12-26-07 Hello. I am a 42 year old nursing student who has come down with Graves' disease, a form of autoimmune hyperthyroidism, that also attacks the eyes and sometimes other areas of the skin. I will be logging aspects of my experience with Graves' in hopes of helping others who suffer from it.

I have been having intermittent symptoms of the disease for about a year: hot flashes, irregular heartbeat, tremors, surges of high systolic BP, thinning hair, and so forth. The symptoms set in to stay in September, my eyes swelled in October, and in November, I started to get the anxiety, tremors, weakness and cognitive problems of mild thyrotoxicosis, and the labs reflected that.

When I went in with the swollen eye, my physician thought it was a beginning of cellulitis, or a sympathetic swelling from a sinus infection, but a sinus CT ruled that out. I finally asked her to check my thyroid hormone levels, and they showed hyperthyroidism, And my TSH receptor antibody titer was high, pointing to Graves'.

I thought it might be useful to post a photograph of what my eyes look like currently. The right eye has a lot of periorbital swelling and other symptoms, which wax and wane. The other eye is swollen, too, but only minimally.

So . . . I intend to post from time to time with progress notes. At least one hopes for progress.

As for the name of this blog, it stems from where I live, in northern Wisconsin, where all those beautiful white pines that fed the Cornell, Weyerhaueser, Knapp and Stout companies grew. The second generation is back and towering! This blog was meant for reporting on environmental topics in northwest Wisconsin, but, eh, life—and Graves' disease—got in the way.

Monday, May 10, 2010

"Persistent remission"

From my endocrinologist:

"It appears you are in persistent remission from the Graves' disease."

And he discharged me to the care of my primary physician! How cool is that?

Remission has lasted almost a year, thus far. The last remission was about 14 years.

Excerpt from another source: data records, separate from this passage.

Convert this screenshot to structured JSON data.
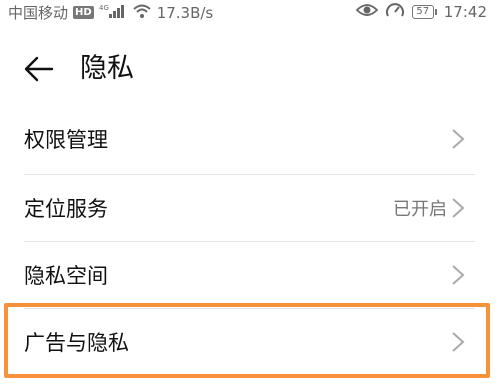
{
  "status_bar": {
    "carrier": "中国移动",
    "hd": "HD",
    "network": "4G",
    "speed": "17.3B/s",
    "battery": "57",
    "time": "17:42"
  },
  "header": {
    "title": "隐私"
  },
  "rows": [
    {
      "label": "权限管理",
      "value": ""
    },
    {
      "label": "定位服务",
      "value": "已开启"
    },
    {
      "label": "隐私空间",
      "value": ""
    },
    {
      "label": "广告与隐私",
      "value": ""
    }
  ],
  "colors": {
    "highlight": "#f7923b"
  }
}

Thursday, February 4, 2010

Still in remission

My first remission from Graves' lasted from age 28 until age 41 or so, and I have my hopes up for another long remission. Whenever I feel out of sorts or get heart palpitations, I begin to wonder if the hyperthyroid symptoms are returning, but so far, so good. The last set of labs showed TSH at 1.2 and everything else perfect, too.

And almost 28 months after my thyroid eye disease reappeared, things are much more normal—just a little sweling around the right eye, and a little double vision left in a coupleof peripheral fields. Not sure if this will ever go away (caused by the bellies of the ocular muscles having become swollen, attacked by my own immune system), but I can certainly live with it. I will always have a bit of a bulgy stare, but not severe.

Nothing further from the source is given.